I know we’re all donning the green jersey, ready to fight a second war, if necessary, against the hated Brits, and lining up to denounce the fluffy-haired charlatan they have chosen as their Prime Minister, but, come on, was anyone really offended by the phrase “dead in a ditch”?
Apparently we were, according to the Irish Independent’s Kevin Doyle:
Kevin from Irish Independent to BJ: When you talk about people being dead in ditches I don't think you understand what's been happening here.
— Adam Boulton (@adamboultonSKY) September 9, 2019
I thought the purpose of journalism was to ask questions that the public do not know the answer to, and then provide that information to the public. Apparently, I was wrong, and the purpose of journalism is to try and make yourself the star of the show.
Anyway, to the point of the question.
Doyle, obviously, was suggesting that when Johnson said he would rather be “dead in a ditch” than seek a Brexit extension, he was in some way being insensitive to the thousands of people left dead in ditches, or elsewhere, during the many long years of violence in Northern Ireland.
The angle is that by being intransigent on the Irish Government’s demand for a backstop, the UK Prime Minister is risking others being dead in a ditch, and not himself.
Does anyone really think though – I mean, honestly – that the UK Prime Minister’s words were offensive? Does anyone think he was trying to incite violence by using that phrase?
What was the purpose of this question? Did it seek to extract new information from Johnson? Do we feel more informed because it was asked?
The truth, of course, is that the true purpose of the question was to try and provide some kind of embarrassing soundbite that could be used, back in the UK, by Johnson’s domestic opponents. Doyle wasn’t trying to be a journalist here; he was trying to be a politician.
Now, most people in Ireland won’t care a damn, because after all, it’s the hated Boris Johnson, and sure doesn’t he deserve to be brought down a peg or two? But this is also how the Irish media operates nearly all the time, here at home.
What was telling this morning was that the Irish media, which exists to hold Irish politicians to account, was far more interested in asking hard questions of the visiting leader than it was of asking tough questions of Varadkar.
This fits a pattern. Last week’s visit of Mike Pence gave Irish journalists a chance to do what they like to do more than anything else in the world: showcase their ability to “speak truth to power”. Miriam Lord was happy to declare that Pence “shat on the carpet” on Dublin, and this was followed by many pats on the back from her colleagues when her piece was shared by domestic opponents of Pence in the United States.

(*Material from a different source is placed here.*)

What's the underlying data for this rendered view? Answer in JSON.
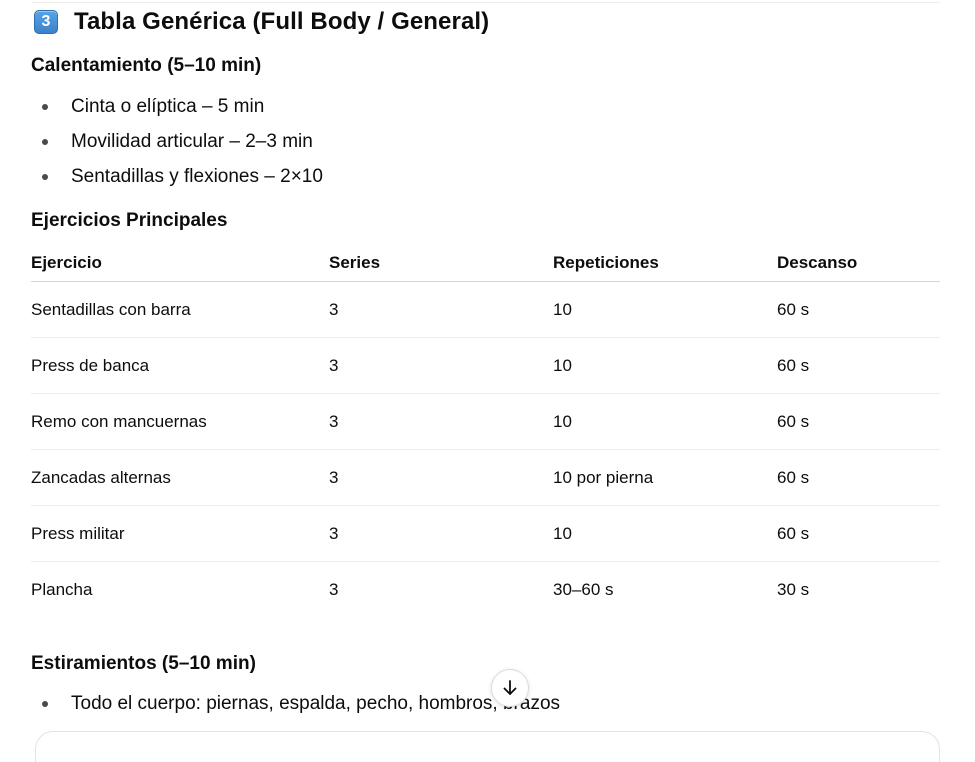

The problem is that for all their tough words for foreign leaders, they have virtually no interest in speaking truth to power in their own back yard. Journalist after Journalist has left the Irish media to take up a job in this Irish Government. Varadkar presides over the worst health service in modern memory, a housing crisis where people are literally dying in the streets, and a situation where thousands of children with disabilities cannot access basic services.
The Irish media relentlessly suggests that the UK Government may be risking lives with its Brexit policy. But here at home, would any of them for a moment suggest, after the death of a homeless person last week, that the Irish Government has blood on its hands?
Not a chance. Might hurt their chances at being hired for a special advisor job.
When it comes to their own back yard, they’re not interested in “speaking truth to power” at all. They’re a bunch of preening lapdogs.